Step-by-step explanation:

Let $S$ denote a set of elements. $S \times S$ would denote the set of all ordered pairs of elements of $S\!$ .

For example, with $S = \lbrace 1,\, 2,\, 3 \rbrace$ , $(3,\, 2)$ and $(2,\, 3)$ are both members of $S \times S$ . However, $(3,\, 2) \ne (2,\, 3)$ because the pairs are ordered.

A relation $R$ on $S\!$ is a subset of $S \times S$ . For any two elements $a,\, b \in S$ , $a \sim b$ if and only if the ordered pair $(a,\, b)$ is in $R\!$ .

A relation $R$ on set $S$ is an equivalence relation if it satisfies the following:

Reflexivity: for any $a \in S$ , the relation $R$ needs to ensure that $a \sim a$ (that is: $(a,\, a) \in R$ .)

Symmetry: for any $a,\, b \in S$ , $a \sim b$ if and only if $b \sim a$ . In other words, either both $(a,\, b)$ and $(b,\, a)$ are in $R$ , or neither is in $R\!$ .

Transitivity: for any $a,\, b,\, c \in S$ , if $a \sim b$ and $b \sim c$ , then $a \sim c$ . In other words, if $(a,\, b)$ and $(b,\, c)$ are both in $R$ , then $(a,\, c)$ also needs to be in $R\!$ .

The relation $R$ (on $S = \lbrace 1,\, 2,\, 3 \rbrace$ ) in this question is indeed reflexive. $(1,\, 1)$ , $(2,\, 2)$ , and $(3,\, 3)$ (one pair for each element of $S$ ) are all elements of $R\!$ .

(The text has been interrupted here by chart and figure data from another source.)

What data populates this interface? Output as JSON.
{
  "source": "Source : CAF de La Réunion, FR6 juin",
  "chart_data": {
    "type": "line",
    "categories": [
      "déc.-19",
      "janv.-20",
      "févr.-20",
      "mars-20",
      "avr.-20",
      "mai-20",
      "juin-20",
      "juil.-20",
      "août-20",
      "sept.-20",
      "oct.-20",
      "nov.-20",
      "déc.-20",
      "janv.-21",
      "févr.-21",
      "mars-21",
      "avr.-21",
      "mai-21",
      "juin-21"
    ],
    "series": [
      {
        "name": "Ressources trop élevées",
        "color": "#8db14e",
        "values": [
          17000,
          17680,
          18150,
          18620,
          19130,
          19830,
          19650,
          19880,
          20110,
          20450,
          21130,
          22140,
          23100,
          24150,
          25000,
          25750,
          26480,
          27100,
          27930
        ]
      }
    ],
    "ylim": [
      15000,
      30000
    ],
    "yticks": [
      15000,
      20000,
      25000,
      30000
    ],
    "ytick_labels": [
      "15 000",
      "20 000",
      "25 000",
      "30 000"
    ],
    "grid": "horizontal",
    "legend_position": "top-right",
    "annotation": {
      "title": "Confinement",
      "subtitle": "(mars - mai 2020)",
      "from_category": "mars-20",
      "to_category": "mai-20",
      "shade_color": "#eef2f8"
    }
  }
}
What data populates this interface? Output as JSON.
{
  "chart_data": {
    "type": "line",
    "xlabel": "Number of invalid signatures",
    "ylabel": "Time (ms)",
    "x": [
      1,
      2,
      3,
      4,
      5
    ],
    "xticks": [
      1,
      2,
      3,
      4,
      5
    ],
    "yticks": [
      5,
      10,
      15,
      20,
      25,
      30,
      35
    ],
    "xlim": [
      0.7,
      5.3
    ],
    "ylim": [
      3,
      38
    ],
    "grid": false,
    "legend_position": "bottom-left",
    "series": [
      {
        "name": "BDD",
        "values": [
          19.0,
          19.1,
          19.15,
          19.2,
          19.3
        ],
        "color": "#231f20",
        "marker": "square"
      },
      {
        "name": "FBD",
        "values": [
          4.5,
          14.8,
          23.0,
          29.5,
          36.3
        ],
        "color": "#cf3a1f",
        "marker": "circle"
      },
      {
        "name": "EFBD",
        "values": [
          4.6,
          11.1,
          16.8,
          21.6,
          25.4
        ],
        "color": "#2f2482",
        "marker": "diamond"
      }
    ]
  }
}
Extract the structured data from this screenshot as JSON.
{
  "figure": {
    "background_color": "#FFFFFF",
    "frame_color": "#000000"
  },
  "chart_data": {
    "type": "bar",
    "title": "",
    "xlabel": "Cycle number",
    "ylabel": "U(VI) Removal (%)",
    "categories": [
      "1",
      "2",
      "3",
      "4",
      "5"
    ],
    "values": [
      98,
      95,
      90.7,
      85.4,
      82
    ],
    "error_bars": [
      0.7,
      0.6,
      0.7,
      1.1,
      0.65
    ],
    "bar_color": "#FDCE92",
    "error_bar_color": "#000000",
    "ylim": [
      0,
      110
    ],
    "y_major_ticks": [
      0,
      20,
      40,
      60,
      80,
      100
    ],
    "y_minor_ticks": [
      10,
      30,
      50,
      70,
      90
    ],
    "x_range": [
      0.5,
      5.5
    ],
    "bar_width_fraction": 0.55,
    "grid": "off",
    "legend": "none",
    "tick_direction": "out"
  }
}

$R$ isn't symmetric. $(2,\, 3) \in R$ but $(3,\, 2) \not \in R$ (the pairs in $\! R$ are all ordered.) In other words, $3$ isn't equivalent to $2$ under $R\!$ even though $2 \sim 3$ .

Neither is $R$ transitive. $(3,\, 1) \in R$ and $(1,\, 2) \in R$ . However, $(3,\, 2) \not \in R$ . In other words, under relation $R\!$ , $3 \sim 1$ and $1 \sim 2$ does not imply $3 \sim 2$ .